Assuming that your test results are current and representative of the dose you mentioned, I'd expect that you need to increase dosage, but that depends on symptoms. Free T3 is the most important because it correlates best with hypo symptoms, while Free T4 and TSH do not correlate at all. Your Free T3 is below the middle of the range, which is frequently associated with being hypo still. That is because the range is too broad. Your Free T4 is even below range, when it should be around the middle of its range.

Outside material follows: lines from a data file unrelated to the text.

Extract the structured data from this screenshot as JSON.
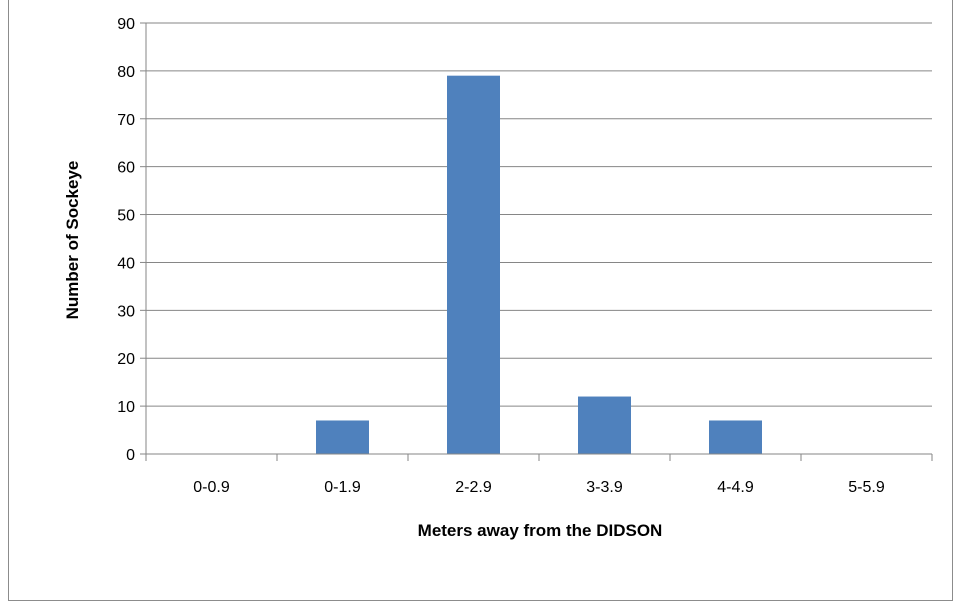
{
  "chart_data": {
    "type": "bar",
    "categories": [
      "0-0.9",
      "0-1.9",
      "2-2.9",
      "3-3.9",
      "4-4.9",
      "5-5.9"
    ],
    "values": [
      0,
      7,
      79,
      12,
      7,
      0
    ],
    "xlabel": "Meters away from the DIDSON",
    "ylabel": "Number of Sockeye",
    "ylim": [
      0,
      90
    ],
    "yticks": [
      0,
      10,
      20,
      30,
      40,
      50,
      60,
      70,
      80,
      90
    ],
    "grid": true,
    "legend": false,
    "colors": {
      "bar": "#4f81bd",
      "gridline": "#868686",
      "axis": "#868686"
    }
  }
}
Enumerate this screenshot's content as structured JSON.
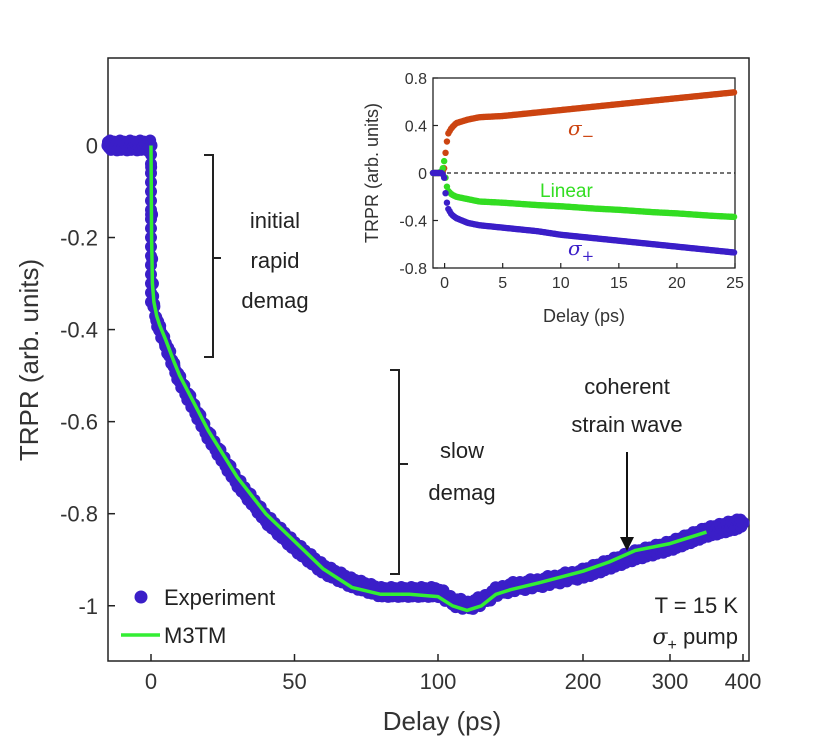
{
  "chart_data": [
    {
      "type": "scatter",
      "xlabel": "Delay (ps)",
      "ylabel": "TRPR (arb. units)",
      "ylim": [
        -1.12,
        0.19
      ],
      "x_axis_note": "piecewise scale: linear 0-100 ps, compressed 100-400 ps",
      "x_ticks": [
        {
          "value": 0,
          "label": "0"
        },
        {
          "value": 50,
          "label": "50"
        },
        {
          "value": 100,
          "label": "100"
        },
        {
          "value": 200,
          "label": "200"
        },
        {
          "value": 300,
          "label": "300"
        },
        {
          "value": 400,
          "label": "400"
        }
      ],
      "y_ticks": [
        {
          "value": 0,
          "label": "0"
        },
        {
          "value": -0.2,
          "label": "-0.2"
        },
        {
          "value": -0.4,
          "label": "-0.4"
        },
        {
          "value": -0.6,
          "label": "-0.6"
        },
        {
          "value": -0.8,
          "label": "-0.8"
        },
        {
          "value": -1,
          "label": "-1"
        }
      ],
      "series": [
        {
          "name": "Experiment",
          "color": "#3a1ec8",
          "marker": "circle",
          "x": [
            -15,
            -10,
            -5,
            -2,
            0,
            0.2,
            0.5,
            1,
            2,
            3,
            5,
            8,
            10,
            15,
            20,
            25,
            30,
            40,
            50,
            60,
            70,
            80,
            90,
            100,
            110,
            120,
            130,
            140,
            150,
            170,
            200,
            230,
            260,
            300,
            350,
            400
          ],
          "y": [
            0,
            0,
            0,
            0,
            0,
            -0.15,
            -0.3,
            -0.35,
            -0.38,
            -0.4,
            -0.43,
            -0.48,
            -0.51,
            -0.57,
            -0.63,
            -0.68,
            -0.73,
            -0.81,
            -0.87,
            -0.92,
            -0.95,
            -0.97,
            -0.97,
            -0.97,
            -0.99,
            -1.0,
            -0.99,
            -0.97,
            -0.96,
            -0.95,
            -0.93,
            -0.91,
            -0.89,
            -0.87,
            -0.84,
            -0.82
          ]
        },
        {
          "name": "M3TM",
          "color": "#33ee33",
          "marker": "line",
          "x": [
            0,
            0.2,
            0.5,
            1,
            2,
            3,
            5,
            8,
            10,
            15,
            20,
            25,
            30,
            40,
            50,
            60,
            70,
            80,
            90,
            100,
            110,
            120,
            130,
            140,
            150,
            170,
            200,
            230,
            260,
            300,
            350
          ],
          "y": [
            0,
            -0.2,
            -0.3,
            -0.34,
            -0.37,
            -0.39,
            -0.42,
            -0.47,
            -0.5,
            -0.56,
            -0.62,
            -0.67,
            -0.72,
            -0.8,
            -0.86,
            -0.92,
            -0.96,
            -0.975,
            -0.975,
            -0.98,
            -1.0,
            -1.01,
            -1.0,
            -0.975,
            -0.965,
            -0.95,
            -0.925,
            -0.905,
            -0.88,
            -0.865,
            -0.84
          ]
        }
      ],
      "legend": {
        "position": "bottom-left",
        "entries": [
          "Experiment",
          "M3TM"
        ]
      },
      "annotations": [
        {
          "text": [
            "initial",
            "rapid",
            "demag"
          ],
          "style": "bracket",
          "range_y": [
            0,
            -0.45
          ]
        },
        {
          "text": [
            "slow",
            "demag"
          ],
          "style": "bracket",
          "range_y": [
            -0.47,
            -0.92
          ]
        },
        {
          "text": [
            "coherent",
            "strain wave"
          ],
          "style": "arrow",
          "points_to_x": 230
        },
        {
          "text": [
            "T = 15 K"
          ],
          "style": "label",
          "position": "bottom-right"
        },
        {
          "text": [
            "σ",
            "+",
            " pump"
          ],
          "style": "label",
          "position": "bottom-right"
        }
      ]
    },
    {
      "type": "scatter",
      "title": "",
      "xlabel": "Delay (ps)",
      "ylabel": "TRPR (arb. units)",
      "xlim": [
        -1,
        25
      ],
      "ylim": [
        -0.8,
        0.8
      ],
      "x_ticks": [
        {
          "value": 0,
          "label": "0"
        },
        {
          "value": 5,
          "label": "5"
        },
        {
          "value": 10,
          "label": "10"
        },
        {
          "value": 15,
          "label": "15"
        },
        {
          "value": 20,
          "label": "20"
        },
        {
          "value": 25,
          "label": "25"
        }
      ],
      "y_ticks": [
        {
          "value": 0.8,
          "label": "0.8"
        },
        {
          "value": 0.4,
          "label": "0.4"
        },
        {
          "value": 0,
          "label": "0"
        },
        {
          "value": -0.4,
          "label": "-0.4"
        },
        {
          "value": -0.8,
          "label": "-0.8"
        }
      ],
      "zero_line": "dashed",
      "series": [
        {
          "name": "σ−",
          "label_parts": [
            "σ",
            "−"
          ],
          "color": "#cc4411",
          "x": [
            -1,
            -0.5,
            -0.2,
            0,
            0.1,
            0.3,
            0.6,
            1,
            2,
            3,
            5,
            8,
            10,
            13,
            15,
            18,
            20,
            23,
            25
          ],
          "y": [
            0,
            0,
            0,
            0.05,
            0.2,
            0.33,
            0.38,
            0.42,
            0.45,
            0.47,
            0.48,
            0.51,
            0.53,
            0.56,
            0.58,
            0.61,
            0.63,
            0.66,
            0.68
          ]
        },
        {
          "name": "Linear",
          "label_parts": [
            "Linear"
          ],
          "color": "#33dd22",
          "x": [
            -1,
            -0.5,
            -0.2,
            0,
            0.1,
            0.3,
            0.6,
            1,
            2,
            3,
            5,
            8,
            10,
            13,
            15,
            18,
            20,
            23,
            25
          ],
          "y": [
            0,
            0,
            0.02,
            0.12,
            -0.08,
            -0.15,
            -0.18,
            -0.2,
            -0.22,
            -0.24,
            -0.25,
            -0.27,
            -0.28,
            -0.3,
            -0.31,
            -0.33,
            -0.34,
            -0.36,
            -0.37
          ]
        },
        {
          "name": "σ+",
          "label_parts": [
            "σ",
            "+"
          ],
          "color": "#3a1ec8",
          "x": [
            -1,
            -0.5,
            -0.2,
            0,
            0.1,
            0.3,
            0.6,
            1,
            2,
            3,
            5,
            8,
            10,
            13,
            15,
            18,
            20,
            23,
            25
          ],
          "y": [
            0,
            0,
            0,
            -0.05,
            -0.2,
            -0.3,
            -0.35,
            -0.38,
            -0.42,
            -0.44,
            -0.46,
            -0.49,
            -0.52,
            -0.55,
            -0.57,
            -0.6,
            -0.62,
            -0.65,
            -0.67
          ]
        }
      ]
    }
  ]
}
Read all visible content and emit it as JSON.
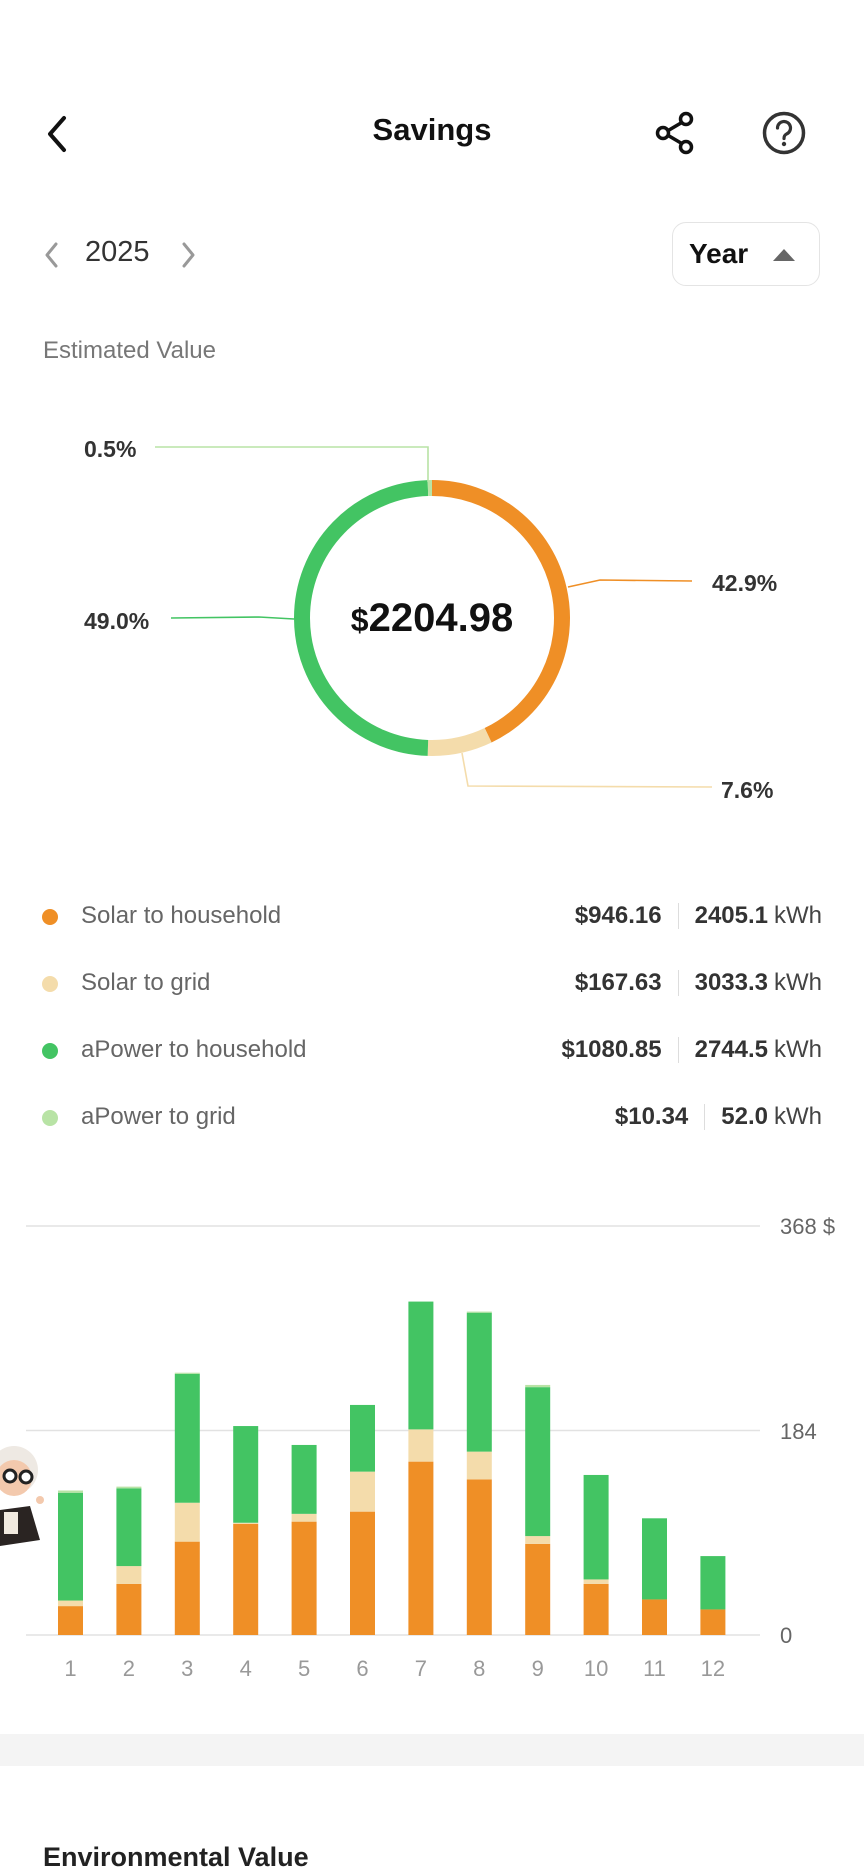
{
  "header": {
    "title": "Savings"
  },
  "period": {
    "year": "2025",
    "mode": "Year"
  },
  "section_label": "Estimated Value",
  "total": {
    "currency": "$",
    "amount": "2204.98"
  },
  "legend": [
    {
      "label": "Solar to household",
      "money": "$946.16",
      "energy": "2405.1",
      "unit": "kWh",
      "color": "#EF8F26"
    },
    {
      "label": "Solar to grid",
      "money": "$167.63",
      "energy": "3033.3",
      "unit": "kWh",
      "color": "#F4DCAB"
    },
    {
      "label": "aPower to household",
      "money": "$1080.85",
      "energy": "2744.5",
      "unit": "kWh",
      "color": "#43C463"
    },
    {
      "label": "aPower to grid",
      "money": "$10.34",
      "energy": "52.0",
      "unit": "kWh",
      "color": "#B8E3A5"
    }
  ],
  "chart_data": [
    {
      "type": "pie",
      "title": "Estimated Value",
      "categories": [
        "Solar to household",
        "Solar to grid",
        "aPower to household",
        "aPower to grid"
      ],
      "values": [
        42.9,
        7.6,
        49.0,
        0.5
      ],
      "labels": [
        "42.9%",
        "7.6%",
        "49.0%",
        "0.5%"
      ],
      "colors": [
        "#EF8F26",
        "#F4DCAB",
        "#43C463",
        "#B8E3A5"
      ]
    },
    {
      "type": "bar",
      "stacked": true,
      "categories": [
        "1",
        "2",
        "3",
        "4",
        "5",
        "6",
        "7",
        "8",
        "9",
        "10",
        "11",
        "12"
      ],
      "series": [
        {
          "name": "Solar to household",
          "color": "#EF8F26",
          "values": [
            26,
            46,
            84,
            100,
            102,
            111,
            156,
            140,
            82,
            46,
            32,
            23
          ]
        },
        {
          "name": "Solar to grid",
          "color": "#F4DCAB",
          "values": [
            5,
            16,
            35,
            1,
            7,
            36,
            29,
            25,
            7,
            4,
            0,
            0
          ]
        },
        {
          "name": "aPower to household",
          "color": "#43C463",
          "values": [
            97,
            70,
            116,
            87,
            62,
            60,
            115,
            125,
            134,
            94,
            73,
            48
          ]
        },
        {
          "name": "aPower to grid",
          "color": "#B8E3A5",
          "values": [
            2,
            1.5,
            1,
            0,
            0,
            0,
            0,
            1,
            2,
            0,
            0,
            0
          ]
        }
      ],
      "yticks": [
        "0",
        "184",
        "368 $"
      ],
      "ytick_values": [
        0,
        184,
        368
      ],
      "ylim": [
        0,
        368
      ],
      "grid": true
    }
  ],
  "next_section": "Environmental Value"
}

Your doctor mentioned the possibility of a pituitary problem, but I don't think so. TSH is frequently suppressed when taking significant doses of thyroid meds. At least the doctor did not react as most of them do in similar situations and decide your TSH showed that you were hyper, (even if you didn't have hyper symptoms due to excessive levels of Free T3 and Free T4), and thereby reduce your meds.
If your doctor wants to see some scientific data on TSH suppression, here is a link.
A good thyroid doctor will treat a hypo patient clinically by testing and adjusting Free T3 and Free T4 as necessary to relieve symptoms, without being constrained by resultant TSH levels. You can get some good insight into clinical treatment from this letter written by a good thyroid doctor for patients that he sometimes consults with after initial tests and evaluation. The letter is then sent to the participating doctor of the patient to help guide treatment. In the letter, please note the statement, "the ultimate
criterion for dose adjustment must always be the clinical response of the patient."
hi thanks again i have suggested to my new endo that i take extra t4 or t3 as i have some left over from previous prescriptions but she sent me a stern email saying she made herself clear that i was not to increase my meds and i could always get another endo!!! she is quite adamant i go for pituitary gland tests
weight gain 1 stone, hair loss & eyebrow edges (after just starting to grown back)
tired muscle ache, constipation, cant sleep at night, skin problems all the usual stuff although on armour no carpels or sudden leg weakness which was a big problem on synthetic T4 & T3
So what if you did have a pituitary problem (which I doubt)? Even if you had a pituitary issue, how would that account for your hypothyroid symptoms? It would have no impact on your need for higher levels of thyroid hormone, to relieve your hypo symptoms. Your FT4 is below range and your FT3 is too low in the range. And you need a good thyroid doctor, not necessarily an Endo.
I have the name of a doctor in Edwinstowe, Mansfield that was recommended by a fellow Forum member as being a good thyroid doctor. Would that be of interest to you?